Kremlin officials have consistently denied any government or secret service involvement in the murder.
I met Mr Zakayev at the Piccadilly offices of a public relations agency which is co-ordinating the media interest.
Our first handshake was a little tentative. I had not yet asked him if he had been tested for polonium, but it was one of my first questions.
"Yes," was the delayed answer relayed to me by my Russian interpreter.
"Negative?" I asked, trying to convince myself I already knew the answer? "Yes."
I relaxed, but still could not bring myself to drink from the glass of water offered to me by office staff.
Mr Zakayev's car was also found to have no traces of the substance. However the documents handled by Mr Litvinenko were contaminated.
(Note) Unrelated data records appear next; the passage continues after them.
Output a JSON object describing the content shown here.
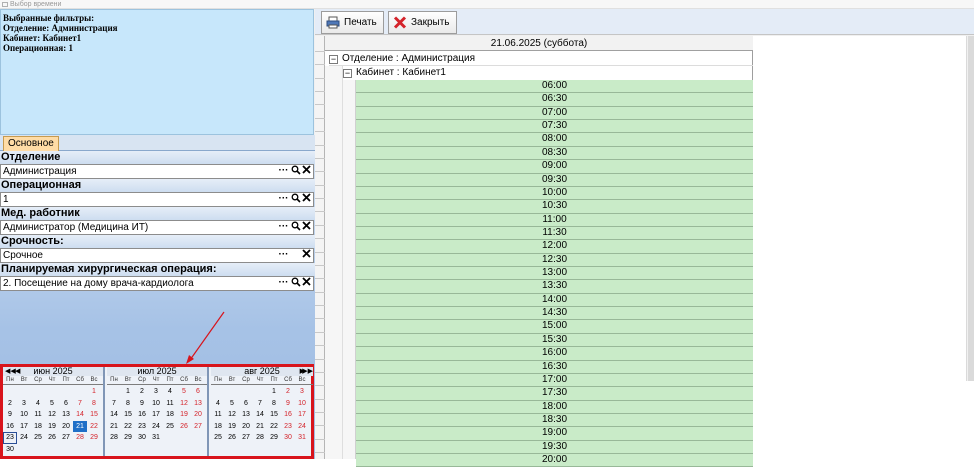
{
  "window": {
    "title": "Выбор времени"
  },
  "filters": {
    "heading": "Выбранные фильтры:",
    "lines": [
      "Отделение: Администрация",
      "Кабинет: Кабинет1",
      "Операционная: 1"
    ]
  },
  "tabs": {
    "main": "Основное"
  },
  "form": {
    "department": {
      "label": "Отделение",
      "value": "Администрация"
    },
    "operating_room": {
      "label": "Операционная",
      "value": "1"
    },
    "doctor": {
      "label": "Мед. работник",
      "value": "Администратор (Медицина ИТ)"
    },
    "urgency": {
      "label": "Срочность:",
      "value": "Срочное"
    },
    "surgery": {
      "label": "Планируемая хирургическая операция:",
      "value": "2. Посещение на дому врача-кардиолога"
    },
    "button_glyphs": {
      "dots": "···",
      "search": "🔍",
      "clear": "✕"
    }
  },
  "calendar": {
    "weekdays": [
      "Пн",
      "Вт",
      "Ср",
      "Чт",
      "Пт",
      "Сб",
      "Вс"
    ],
    "nav": {
      "prev_year": "◀◀",
      "prev": "◀",
      "next": "▶",
      "next_year": "▶▶"
    },
    "months": [
      {
        "title": "июн 2025",
        "offset": 6,
        "days": 30,
        "selected": 21,
        "today": 23
      },
      {
        "title": "июл 2025",
        "offset": 1,
        "days": 31
      },
      {
        "title": "авг 2025",
        "offset": 4,
        "days": 31
      }
    ]
  },
  "toolbar": {
    "print_label": "Печать",
    "close_label": "Закрыть"
  },
  "schedule": {
    "date_header": "21.06.2025 (суббота)",
    "group_department": "Отделение : Администрация",
    "group_room": "Кабинет : Кабинет1",
    "toggle_glyph": "−",
    "slots": [
      "06:00",
      "06:30",
      "07:00",
      "07:30",
      "08:00",
      "08:30",
      "09:00",
      "09:30",
      "10:00",
      "10:30",
      "11:00",
      "11:30",
      "12:00",
      "12:30",
      "13:00",
      "13:30",
      "14:00",
      "14:30",
      "15:00",
      "15:30",
      "16:00",
      "16:30",
      "17:00",
      "17:30",
      "18:00",
      "18:30",
      "19:00",
      "19:30",
      "20:00"
    ]
  },
  "colors": {
    "slot_green": "#c9ebc8",
    "calendar_border": "#d8141c",
    "selected_day": "#1f6fc7",
    "weekend": "#d4232a"
  }
}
Mr Zakayev, 47, a field commander in the first Chechen war, was granted political asylum in the UK in November 2003 after fighting off an extradition request from Russia.
Authorities there accuse him of helping to prepare the theatre seizure in Moscow in 2002 and of taking part in other terrorist acts between 1996 and 1999. He denies the charges.
Moscow has accused Mr Zakayev of extremist activities
"I am grateful to Great Britain for having offered me safe refuge," said Mr Zakayev, who is a key witness in the Metropolitan Police's investigation into Mr Litvinenko's death.
"If you can't live in your home, there is no better place than Great Britain. Sasha [Alexander Litvinenko] and I both believed that.
"Whenever we discussed our security, Sasha always said [the Russian authorities] would never dare touch us here on British soil."
While in Moscow the two operated on opposite sides of the Chechen conflict.
Mr Zakayev said Mr Litvinenko became disillusioned with his paymasters over what he felt was an unjust war.
They linked up in London under the patronage of Russian oligarch Boris Berezovsky. Their circle expanded to include an older generation of Russian exiles, such as Oleg Gordievsky and Vladimir Bukovsky.
Mr Zakayev is anticipating a fresh attempt by Moscow to have him extradited in exchange for Russian help in the investigation into Mr Litvinenko's death.
He said he was prepared to be questioned in London by Russian investigators who have opened their own inquiry.
Mr Zakayev claims the Kremlin wants to silence him and others like him who speak out against the regime.
"I don't have anything to be afraid of because I know they will try anything to eliminate me.
"A person becomes a dissident when he or she doesn't fear any more.
"The most important thing for them is to shut me up. If I do that they will have achieved their objective with Sasha's killing. But I won't be silenced."